Flow Mapping
Transforms implicit system knowledge into explicit, navigable flow diagrams that reveal
integration points, data transformations, and process bottlenecks across distributed architectures.
Guiding Principle
"You cannot optimize what you cannot see. Make the invisible visible before you dare to change it."
Procedure
Step 1 — Boundary Identification
- Identify all systems, services, and actors involved in the target scope.
- Classify each as internal, external, or shared-responsibility.
- Document known protocols and transport mechanisms (REST, gRPC, messaging, batch).
- Establish the flow's entry points and terminal states.
Step 2 — Flow Decomposition
- Trace the happy path end-to-end, documenting each hop.
- Identify branching logic, conditional routing, and fallback paths.
- Map data transformations at each boundary crossing.
- Annotate synchronous vs asynchronous interactions.

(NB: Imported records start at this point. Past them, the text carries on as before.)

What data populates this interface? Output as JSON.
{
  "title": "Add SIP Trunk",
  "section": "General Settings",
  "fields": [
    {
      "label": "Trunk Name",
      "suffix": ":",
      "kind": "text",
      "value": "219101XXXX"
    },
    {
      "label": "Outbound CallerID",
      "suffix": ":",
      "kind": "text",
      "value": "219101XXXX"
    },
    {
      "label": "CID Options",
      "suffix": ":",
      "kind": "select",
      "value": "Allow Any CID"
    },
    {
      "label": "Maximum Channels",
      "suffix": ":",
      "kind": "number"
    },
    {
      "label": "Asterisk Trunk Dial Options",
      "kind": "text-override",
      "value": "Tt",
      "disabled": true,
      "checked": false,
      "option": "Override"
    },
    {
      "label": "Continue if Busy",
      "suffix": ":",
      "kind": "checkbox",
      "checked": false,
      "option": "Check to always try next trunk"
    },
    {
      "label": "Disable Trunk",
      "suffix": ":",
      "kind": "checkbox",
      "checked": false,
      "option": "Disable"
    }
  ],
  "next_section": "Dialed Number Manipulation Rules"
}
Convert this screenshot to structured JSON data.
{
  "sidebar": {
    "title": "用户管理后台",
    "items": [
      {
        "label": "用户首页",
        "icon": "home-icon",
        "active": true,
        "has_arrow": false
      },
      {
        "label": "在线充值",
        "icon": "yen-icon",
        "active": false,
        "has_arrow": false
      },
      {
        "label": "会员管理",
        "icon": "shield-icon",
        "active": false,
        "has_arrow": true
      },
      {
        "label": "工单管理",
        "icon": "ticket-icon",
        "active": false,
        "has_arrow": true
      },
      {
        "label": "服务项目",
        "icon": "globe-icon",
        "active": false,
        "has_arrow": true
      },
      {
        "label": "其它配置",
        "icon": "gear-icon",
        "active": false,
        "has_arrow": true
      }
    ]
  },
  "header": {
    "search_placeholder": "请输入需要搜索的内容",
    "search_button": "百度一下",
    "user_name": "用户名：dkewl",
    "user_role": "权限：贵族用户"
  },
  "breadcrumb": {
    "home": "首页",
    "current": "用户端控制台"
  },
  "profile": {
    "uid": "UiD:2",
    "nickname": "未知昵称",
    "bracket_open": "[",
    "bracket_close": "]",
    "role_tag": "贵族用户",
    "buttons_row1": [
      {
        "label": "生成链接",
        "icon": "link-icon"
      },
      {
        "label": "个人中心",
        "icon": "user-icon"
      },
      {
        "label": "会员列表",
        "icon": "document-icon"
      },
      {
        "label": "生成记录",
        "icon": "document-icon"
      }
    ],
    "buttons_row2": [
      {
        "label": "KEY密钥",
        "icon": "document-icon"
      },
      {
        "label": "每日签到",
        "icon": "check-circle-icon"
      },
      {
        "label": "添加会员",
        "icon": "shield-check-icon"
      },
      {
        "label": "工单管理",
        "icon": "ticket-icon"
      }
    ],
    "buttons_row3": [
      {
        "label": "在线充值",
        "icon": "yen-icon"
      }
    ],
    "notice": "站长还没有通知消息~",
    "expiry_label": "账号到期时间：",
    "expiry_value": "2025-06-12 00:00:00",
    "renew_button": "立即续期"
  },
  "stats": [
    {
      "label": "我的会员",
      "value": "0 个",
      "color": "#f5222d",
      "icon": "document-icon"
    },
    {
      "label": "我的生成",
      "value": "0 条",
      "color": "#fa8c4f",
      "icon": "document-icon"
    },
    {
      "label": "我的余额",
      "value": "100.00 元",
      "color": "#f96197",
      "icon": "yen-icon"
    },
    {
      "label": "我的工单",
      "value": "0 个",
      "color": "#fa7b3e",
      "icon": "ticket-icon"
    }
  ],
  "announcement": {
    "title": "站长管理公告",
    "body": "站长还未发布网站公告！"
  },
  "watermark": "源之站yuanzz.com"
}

Step 3 — Diagram Synthesis
- Produce Mermaid sequence diagrams for each major flow.
- Create a system-level integration map showing all connections.
- Highlight critical paths and single points of failure.
- Add latency annotations where data is available.
Step 4 — Validation and Gap Analysis
- Cross-reference flows against source code, configs, or documentation.
- Identify undocumented integrations or shadow data paths.
- Flag flows with missing error handling or retry logic.
- Produce a flow inventory with coverage status.
Quality Criteria
- Every flow has a defined trigger, path, and terminal state.
- Integration points include protocol, direction, and data format.
- Diagrams are renderable Mermaid syntax with no broken references.
- Gap analysis identifies at least one actionable finding per major flow.
Anti-Patterns
- Mapping only the happy path and ignoring error/fallback flows.
- Creating monolithic diagrams that collapse all flows into one view.
- Assuming integration contracts without verifying against actual implementations.
- Treating flow mapping as a one-time activity rather than a living artifact.